Papo de Coruja
-- Pense no que lhe digo-- Dizia a coruja para a árvore-- Você precisa entender que o seu todo é constituído pelo conjunto de partes que lhe formam. Algumas você gosta mais, outras você gosta menos, mas todas elas fazem de você quem você é.
A árvore dava de ombros, balançando seus galhos para lá e para cá, sem responder palavra alguma.
A coruja, então, continuou:
-- Você pode se apaixonar pelo azul do céu e esticar seus galhos para a imensa amplidão, deixar que os passarinhos levem suas sementes e crie outras filiais longe de você, mas na tentativa de se esticar tanto não despreze a terra de tal maneira que suas raízes saltem para fora. O azul do céu é bonito, a canção do vento é atraente, mas a terra é o que te mantém firme. Não a despreze. O mesmo vento que te seduz assobiando canções que fazem seus galhos dançarem, pode ser o mesmo vento que arranca suas raízes da terra e leva você para lugares onde talvez você queira estar, mas não deveria estar, porque quando se expõe demais torna-se vulnerável. O vento lhe seduz, mas você pode não gostar de todas as faces que ele tem.
A árvore ouvindo, parou de se agitar, enquanto a coruja continuava a falar:
--A seiva que percorre o seu corpo traz consigo a herança da terra. Sua constituição é muito do que a terra lhe oferece. A quantos ataques você enfrentou e sobreviveu? Verões cujo sol queimava suas folhas, pragas que tentavam sugar sua seiva e destruir suas folhas,chuvas intensas que lhe deixavam embriagada de água. Quantas vezes você pensou que nem sequer frutificaria!
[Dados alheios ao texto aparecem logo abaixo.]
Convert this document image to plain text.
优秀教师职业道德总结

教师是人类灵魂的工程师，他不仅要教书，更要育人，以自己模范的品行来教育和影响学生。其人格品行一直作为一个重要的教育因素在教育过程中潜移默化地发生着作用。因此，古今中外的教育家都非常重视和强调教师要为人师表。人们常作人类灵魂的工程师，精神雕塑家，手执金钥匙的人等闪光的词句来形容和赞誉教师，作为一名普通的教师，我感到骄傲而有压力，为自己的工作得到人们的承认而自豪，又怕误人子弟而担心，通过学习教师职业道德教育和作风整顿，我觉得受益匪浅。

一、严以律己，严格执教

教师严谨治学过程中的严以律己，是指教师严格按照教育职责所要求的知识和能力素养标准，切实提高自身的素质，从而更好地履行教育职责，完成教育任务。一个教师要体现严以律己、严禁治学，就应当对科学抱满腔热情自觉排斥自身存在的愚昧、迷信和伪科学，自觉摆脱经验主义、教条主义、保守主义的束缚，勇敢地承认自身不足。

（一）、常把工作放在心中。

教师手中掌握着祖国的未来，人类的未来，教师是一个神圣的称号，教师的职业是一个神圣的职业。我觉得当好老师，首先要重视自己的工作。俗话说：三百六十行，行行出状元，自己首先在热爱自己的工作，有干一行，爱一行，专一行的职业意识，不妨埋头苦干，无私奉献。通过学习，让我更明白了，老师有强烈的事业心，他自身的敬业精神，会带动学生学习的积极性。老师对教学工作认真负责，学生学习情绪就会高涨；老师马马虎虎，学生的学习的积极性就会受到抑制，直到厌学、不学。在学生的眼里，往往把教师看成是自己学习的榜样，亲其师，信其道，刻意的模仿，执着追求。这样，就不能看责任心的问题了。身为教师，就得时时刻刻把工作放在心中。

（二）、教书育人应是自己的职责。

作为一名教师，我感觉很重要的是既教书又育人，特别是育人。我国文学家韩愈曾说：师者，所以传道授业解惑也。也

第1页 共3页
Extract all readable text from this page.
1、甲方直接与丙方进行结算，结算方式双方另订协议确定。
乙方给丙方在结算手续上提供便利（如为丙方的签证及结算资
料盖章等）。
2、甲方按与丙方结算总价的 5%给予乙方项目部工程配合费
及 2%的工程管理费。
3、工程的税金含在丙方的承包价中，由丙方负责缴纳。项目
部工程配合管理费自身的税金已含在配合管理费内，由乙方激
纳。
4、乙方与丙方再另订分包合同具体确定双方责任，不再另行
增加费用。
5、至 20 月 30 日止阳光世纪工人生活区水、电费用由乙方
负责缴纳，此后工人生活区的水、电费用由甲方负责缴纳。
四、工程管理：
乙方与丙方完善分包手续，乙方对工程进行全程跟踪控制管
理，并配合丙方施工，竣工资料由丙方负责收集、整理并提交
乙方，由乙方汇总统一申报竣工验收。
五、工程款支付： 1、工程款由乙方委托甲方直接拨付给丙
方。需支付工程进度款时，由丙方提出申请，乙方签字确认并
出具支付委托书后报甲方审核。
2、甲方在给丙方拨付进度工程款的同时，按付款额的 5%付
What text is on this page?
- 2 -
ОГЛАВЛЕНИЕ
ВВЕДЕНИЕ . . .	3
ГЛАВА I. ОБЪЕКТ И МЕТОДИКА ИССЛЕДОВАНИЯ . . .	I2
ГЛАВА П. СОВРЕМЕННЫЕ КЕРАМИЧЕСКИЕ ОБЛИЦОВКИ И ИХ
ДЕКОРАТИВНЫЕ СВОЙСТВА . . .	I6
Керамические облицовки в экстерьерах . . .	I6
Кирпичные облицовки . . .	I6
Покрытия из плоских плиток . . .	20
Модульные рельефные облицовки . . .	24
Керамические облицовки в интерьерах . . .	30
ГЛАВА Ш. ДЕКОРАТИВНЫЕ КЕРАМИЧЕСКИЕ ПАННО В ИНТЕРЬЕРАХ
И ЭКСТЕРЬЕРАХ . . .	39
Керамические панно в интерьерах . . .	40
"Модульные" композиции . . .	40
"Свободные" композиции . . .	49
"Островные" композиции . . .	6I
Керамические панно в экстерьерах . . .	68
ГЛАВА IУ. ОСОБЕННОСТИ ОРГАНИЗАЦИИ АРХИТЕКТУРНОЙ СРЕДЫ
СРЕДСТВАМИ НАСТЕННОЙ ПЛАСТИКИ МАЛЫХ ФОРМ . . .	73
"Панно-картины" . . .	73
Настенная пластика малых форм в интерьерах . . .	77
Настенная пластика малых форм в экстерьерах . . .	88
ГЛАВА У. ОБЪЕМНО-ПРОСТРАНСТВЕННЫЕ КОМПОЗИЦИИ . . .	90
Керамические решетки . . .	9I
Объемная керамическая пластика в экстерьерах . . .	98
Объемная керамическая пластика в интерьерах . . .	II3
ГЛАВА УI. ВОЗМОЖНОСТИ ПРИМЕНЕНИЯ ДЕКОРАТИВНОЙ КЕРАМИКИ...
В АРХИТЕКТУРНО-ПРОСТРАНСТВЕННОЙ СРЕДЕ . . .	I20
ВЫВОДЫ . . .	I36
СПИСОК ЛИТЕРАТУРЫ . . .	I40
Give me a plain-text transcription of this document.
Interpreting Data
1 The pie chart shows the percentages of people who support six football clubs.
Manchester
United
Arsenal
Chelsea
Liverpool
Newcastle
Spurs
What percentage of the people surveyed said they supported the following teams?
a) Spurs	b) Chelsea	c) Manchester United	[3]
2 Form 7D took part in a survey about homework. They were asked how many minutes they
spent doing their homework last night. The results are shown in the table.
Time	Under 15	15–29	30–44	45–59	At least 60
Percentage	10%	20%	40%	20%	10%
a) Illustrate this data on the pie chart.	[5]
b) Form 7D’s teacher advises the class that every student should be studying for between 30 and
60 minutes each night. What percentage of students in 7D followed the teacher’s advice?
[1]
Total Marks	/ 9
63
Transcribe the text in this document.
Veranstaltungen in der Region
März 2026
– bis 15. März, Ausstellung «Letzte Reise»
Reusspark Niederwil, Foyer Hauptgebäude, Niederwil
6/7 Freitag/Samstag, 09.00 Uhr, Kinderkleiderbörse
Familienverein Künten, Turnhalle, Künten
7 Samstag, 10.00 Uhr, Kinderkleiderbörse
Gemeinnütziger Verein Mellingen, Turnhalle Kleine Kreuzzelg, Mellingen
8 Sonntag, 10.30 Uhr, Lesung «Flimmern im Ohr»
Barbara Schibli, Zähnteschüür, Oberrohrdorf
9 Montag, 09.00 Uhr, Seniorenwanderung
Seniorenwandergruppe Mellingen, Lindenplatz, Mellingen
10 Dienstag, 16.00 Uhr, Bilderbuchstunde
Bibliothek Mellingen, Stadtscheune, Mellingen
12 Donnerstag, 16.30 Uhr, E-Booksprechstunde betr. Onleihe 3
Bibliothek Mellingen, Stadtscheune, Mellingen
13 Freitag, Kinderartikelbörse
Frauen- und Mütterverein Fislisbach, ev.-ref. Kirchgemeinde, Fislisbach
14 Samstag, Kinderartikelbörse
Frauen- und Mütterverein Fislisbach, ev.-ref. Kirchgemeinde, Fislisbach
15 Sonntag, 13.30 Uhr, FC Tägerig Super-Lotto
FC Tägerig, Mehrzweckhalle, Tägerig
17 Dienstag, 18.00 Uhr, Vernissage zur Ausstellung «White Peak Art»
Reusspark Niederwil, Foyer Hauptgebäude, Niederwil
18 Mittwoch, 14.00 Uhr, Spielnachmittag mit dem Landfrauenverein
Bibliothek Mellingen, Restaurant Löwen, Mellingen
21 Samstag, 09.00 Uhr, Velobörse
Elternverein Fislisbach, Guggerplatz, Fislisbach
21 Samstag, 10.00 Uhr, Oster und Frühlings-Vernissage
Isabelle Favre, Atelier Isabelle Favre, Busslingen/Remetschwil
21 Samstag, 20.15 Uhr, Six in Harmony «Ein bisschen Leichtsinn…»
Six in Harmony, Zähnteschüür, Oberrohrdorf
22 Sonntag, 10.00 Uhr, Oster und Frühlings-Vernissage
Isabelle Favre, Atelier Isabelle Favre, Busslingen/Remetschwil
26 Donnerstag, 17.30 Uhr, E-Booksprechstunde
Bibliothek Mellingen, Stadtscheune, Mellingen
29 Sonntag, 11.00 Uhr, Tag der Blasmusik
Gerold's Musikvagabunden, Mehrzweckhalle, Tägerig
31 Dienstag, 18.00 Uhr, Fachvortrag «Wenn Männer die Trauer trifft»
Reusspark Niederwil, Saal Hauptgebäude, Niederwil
Hoje você é árvore frondosa, você é o resultado de tudo que suportou. Se não tivesse sofrido intempéries, certamente seria uma árvore mais fraca. Mas sua casca grossa, seus galhos fortes, sua sombra frondosa é a soma de tudo que você viveu e continua vivendo.
A árvore sacudiu-se interagindo com a coruja e a ave continuou:
--Por outro lado, não é porque você decide valorizar a terra que você deve se tornar uma acumuladora. Sacuda seus galhos e deixe que as folhas amarelas caiam, que estas sim, o vento leve. Permita-se o renovo! Deixe que outras folhas brotem, não fique olhando para o chão reclamando das folhas que caíram, dos frutos que não amadureceram. Invista seus sentimentos e suas energias para produzir novos frutos maiores e melhores do que aqueles.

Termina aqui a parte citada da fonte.